Aprendí desde mis primeras lecturas heterodoxas en la juventud, en Nietzsche, Freud y Marx, primero que todo, los tres grandes maestros de la sospecha en el ámbito cristiano del mundo, que la ley es una artimaña de la voluntad de poder, y que las virtudes no son más los cebos con que se halaga a los ingenuos para reducirlos con las promesas quiméricas del honor, y la vida eterna, si el honor no les basta.
No quiere decir que sean desdeñables las pequeñas virtudes de la decencia laica básica de los diez mandamientos, y hasta las excesivas de la santidad extrema tan parecida a la locura en los anacoretas de antes de la invención de los monasterios. Era un mundo surrealista plagado de visiones, amenazas del fin, personajes hiperbólicos que hacían milagros y a veces se emasculaban por servir de ejemplo. En ocasiones, dice la historia, la bondad fue incluso peligrosa. Muchas personas, por pasarse de buenas, fueron matadas por sus vecinos, que después se repartieron las reliquias y les levantaron una capilla. Reinaba el terror de Dios, y el diablo guardaba el umbral entre el bien y el mal echando pedos de azufre y los ángeles andaban por las pescaderías. Es imposible juzgar esas confusas instancias con los parámetros de ahora. Es evidente que sirvieron a la supervivencia de la especie, y nos permitieron vivir juntos, con dificultades y todo, hasta hoy. La metáfora india canta el loto que se levanta del légamo, inmaculado, iluminándolo. Y la de Freud convirtió la antigua vanagloria de la conciencia en la punta de un iceberg apenas, cuya masa mayor permanece sumergida, pero activa en la cúspide iluminada con una luz que nos atribuimos como prueba de identidad.
La discriminación entre el asesino político y el asesino por interés egoísta es abusiva. El egoísta también hace política. Y todos los héroes, rémoras del narcisismo, suelen dar muestras tempranas del deseo de ser colgados en alguna cruz cuando crezcan. Y es justo complacerlos.
Los viejos místicos ya advirtieron la facilidad con que la humildad y la castidad pueden precipitarse en el envanecimiento de una superioridad. La debilidad moral de los castos es la soberbia. El odio de la vida carnal debe ser la clave del pecado contra el espíritu que el evangelio dejó sin explicar.
El superhombre nietzscheano tan vilipendiado aspira a recobrar los derechos de la naturaleza instintiva, pero no como el siervo de las supersticiones ideológicas sino como el que sabe escuchar las voces de sus mejores impulsos para darse sus propias leyes. Nietzsche, un hombre casto, aspiraba a la orgía dionisiaca sin embargo, y no encuentra salvación posible fuera de la creación artística. Cuya máxima expresión sería la danza.
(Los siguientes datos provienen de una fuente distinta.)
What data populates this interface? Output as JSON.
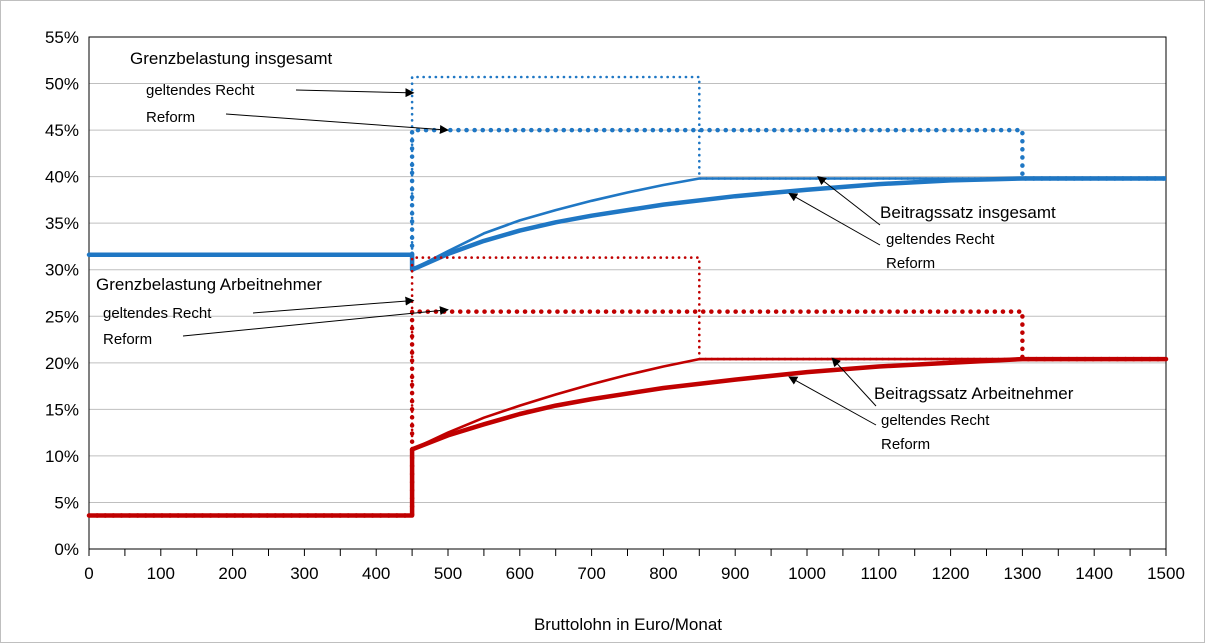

La ley está condenada a castigar y a calibrar la culpa. El derecho convierte el alma humana en una cosa demasiado inteligible para ser cierta, y el individuo es cargado con el peso de todos los pecados del mundo, convertido en cordero absurdo. Los últimos neohegelianos del siglo XX descubrieron que la víctima y el verdugo están cobijados por una identidad misteriosa. Hay un parentesco entre la endeble llama votiva del vaso de un altar, aunque consagre una mentira piadosa, y la retumbante llamarada de la bomba capaz de resolver el problema del ser y el no ser en un nanosegundo. Nabokov dice en Cosas transparentes que un asesino que se ve a sí mismo como una víctima es además un imbécil. Pero todo sucede como si la teología católica, fértil en ideaciones poéticas, tuviera la razón. Tal vez el pecado original sea la impronta de la bestia del origen, la sombra de un pasado insuperable todavía. Se legisla para la familia cuando las relaciones familiares se dañan. Dice el Tao. Y que se predica la paz cuando hay guerra. El gnóstico Pablo, el fundador del cristianismo, dijo que la ley hace el pecado. No es solo una perogrullada presidencial. Pero no sirve para gobernar. Los reyes filósofos son una fantasía de Platón. Como el cuento de la partenogénesis sexual.